Desember THR Sriwedari Resmi Ditutup, Pedagang Ikut Berduka

Sabtu, 14 Oct 2017 09:35 | editor : Bayu Wicaksono

THR Sriwedari

Pengunjung menikmati wahana permainan THR Sriwedari jelang berakhirnya operasional Desember mendatang. (DAMIANUS BRAM/RADAR SOLO)

SOLO – Selesainya masa sewa lahan Taman Hiburan Rakyat (THR) Sriwedari menjadi kabar duka bagi para pedagang dan penyedia jasa lainnya di sekitar lokasi tersebut. Sebab, secara otomatis mereka juga bakal kehilangan banyak pendapatan yang jadi penopang hidup.

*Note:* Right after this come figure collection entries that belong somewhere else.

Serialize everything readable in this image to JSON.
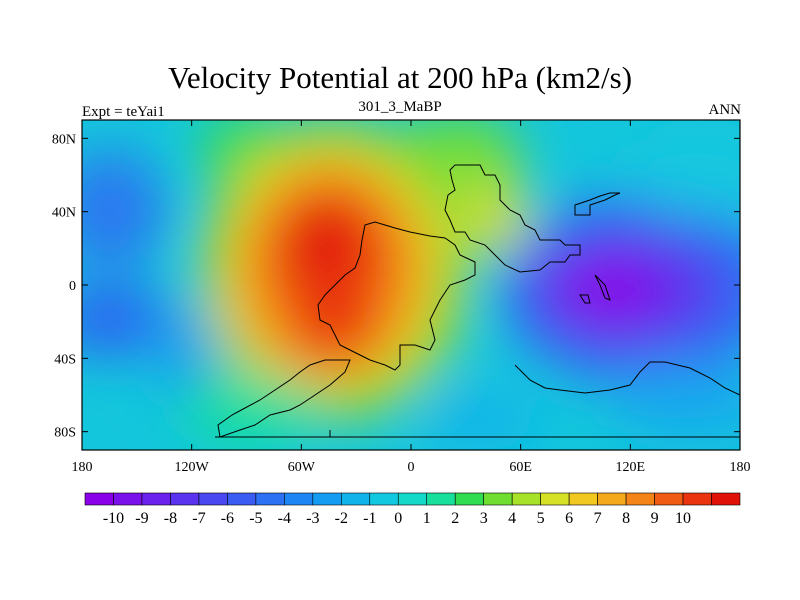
{
  "title": "Velocity Potential at 200 hPa (km2/s)",
  "left_label": "Expt = teYai1",
  "center_label": "301_3_MaBP",
  "right_label": "ANN",
  "map": {
    "lon_range": [
      -180,
      180
    ],
    "lat_range": [
      -90,
      90
    ],
    "lon_ticks": [
      {
        "value": -180,
        "label": "180"
      },
      {
        "value": -120,
        "label": "120W"
      },
      {
        "value": -60,
        "label": "60W"
      },
      {
        "value": 0,
        "label": "0"
      },
      {
        "value": 60,
        "label": "60E"
      },
      {
        "value": 120,
        "label": "120E"
      },
      {
        "value": 180,
        "label": "180"
      }
    ],
    "lat_ticks": [
      {
        "value": 80,
        "label": "80N"
      },
      {
        "value": 40,
        "label": "40N"
      },
      {
        "value": 0,
        "label": "0"
      },
      {
        "value": -40,
        "label": "40S"
      },
      {
        "value": -80,
        "label": "80S"
      }
    ],
    "maximum": {
      "lon": -35,
      "lat": 10,
      "value": 10
    },
    "minimum": {
      "lon": 105,
      "lat": 0,
      "value": -10
    }
  },
  "colorbar": {
    "labels": [
      "-10",
      "-9",
      "-8",
      "-7",
      "-6",
      "-5",
      "-4",
      "-3",
      "-2",
      "-1",
      "0",
      "1",
      "2",
      "3",
      "4",
      "5",
      "6",
      "7",
      "8",
      "9",
      "10"
    ],
    "colors": [
      "#8a00e8",
      "#7a10ea",
      "#6a22ec",
      "#5a34ee",
      "#4a48f0",
      "#3a5cf2",
      "#2c70f4",
      "#1e86f4",
      "#149cf2",
      "#10b4ea",
      "#12c8e0",
      "#14d8c8",
      "#18e09c",
      "#30dc50",
      "#70de30",
      "#a8e228",
      "#d6e024",
      "#f0c820",
      "#f4a81c",
      "#f48418",
      "#f05c14",
      "#ea3410",
      "#e01208"
    ]
  }
}
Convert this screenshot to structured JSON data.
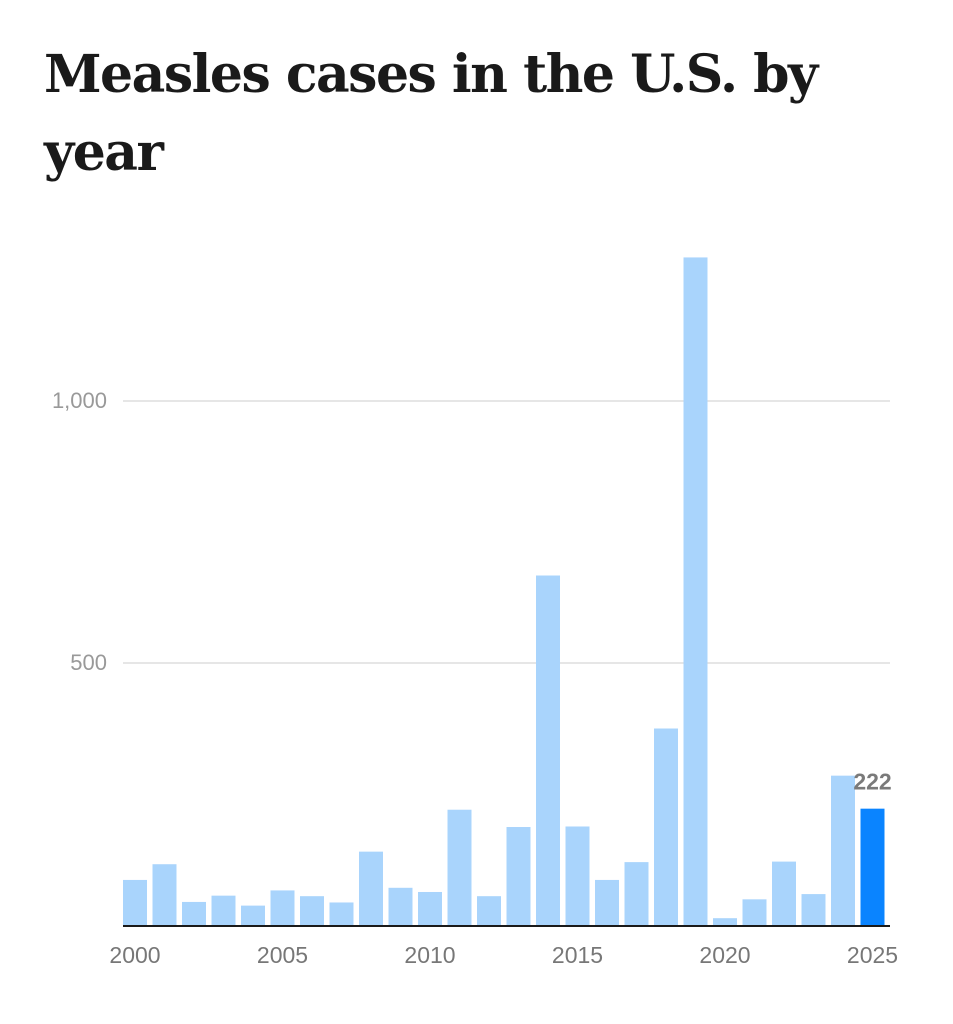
{
  "chart_data": {
    "type": "bar",
    "title": "Measles cases in the U.S. by year",
    "xlabel": "",
    "ylabel": "",
    "categories": [
      2000,
      2001,
      2002,
      2003,
      2004,
      2005,
      2006,
      2007,
      2008,
      2009,
      2010,
      2011,
      2012,
      2013,
      2014,
      2015,
      2016,
      2017,
      2018,
      2019,
      2020,
      2021,
      2022,
      2023,
      2024,
      2025
    ],
    "values": [
      86,
      116,
      44,
      56,
      37,
      66,
      55,
      43,
      140,
      71,
      63,
      220,
      55,
      187,
      667,
      188,
      86,
      120,
      375,
      1274,
      13,
      49,
      121,
      59,
      285,
      222
    ],
    "ylim": [
      0,
      1300
    ],
    "y_ticks": [
      {
        "value": 500,
        "label": "500"
      },
      {
        "value": 1000,
        "label": "1,000"
      }
    ],
    "x_ticks": [
      {
        "value": 2000,
        "label": "2000"
      },
      {
        "value": 2005,
        "label": "2005"
      },
      {
        "value": 2010,
        "label": "2010"
      },
      {
        "value": 2015,
        "label": "2015"
      },
      {
        "value": 2020,
        "label": "2020"
      },
      {
        "value": 2025,
        "label": "2025"
      }
    ],
    "highlight": {
      "category": 2025,
      "label": "222"
    },
    "grid": true,
    "legend": "none",
    "colors": {
      "bar": "#a9d4fc",
      "highlight": "#0a84ff",
      "grid": "#e6e6e6",
      "axis": "#1a1a1a",
      "tick_text": "#999999",
      "x_tick_text": "#777777",
      "annotation": "#7a7a7a",
      "title": "#1a1a1a"
    }
  }
}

Salah satunya penjual angkringan Giyem (53). Ia sudah bertahun-tahun berjualan di sekitar THR Sriwedari. Selama ini, pengunjung THR lah yang melarisi dagangannya.  Semakin banyak jumlah pengunjung, kian besar juga pendapatannya. ”Paling ramai saat ada event dangdutan atau musik lainnya di malam hari,” tutur Giyem kepada Jawa Pos Radar Solo.

Namun, fakta-fakta indah buat Giyem itu terancam bakal berakhir seiring dengan tutupnya THR. Ia menyadari betul hal tersebut. Tapi, perempuan itu hanya bisa pasrah. ”Kalau tutup, ya sudah. Paling jadi sepi di sini,” papar Giyem.

Hal serupa juga dirasakan juru parkir (jukir) THR Sriwedari Parno. Saat ada pertunjukan musik malam hari, dia bisa mendapat penghasilan mulai Rp 50 ribu hingga Rp 70 ribu. Parno tak bisa membayangkan bagaimana nasibnya setelah THR ditutup Desember mendatang. ”Saat masa libur sekolah, THR juga ramai sekali,” ujar dia.

Seperti diberitakan sebelumnya, Direktur Utama THR Sinyo Sujarkasi memutuskan tak jadi memindahkan THR ke Taman satwa Taru Jurug (TSTJ). Pertimbangannya, direksi TSTJ menerapkan biaya sewa lahan yang sangat tinggi hingga Rp 20 juta per hari atau Rp 600 juta per bulan. Angka itu terlalu jauh dari kemampuan THR yang selama ini hanya menyewa sebesar Rp 38 juta per bulan di lahan Sriwedari.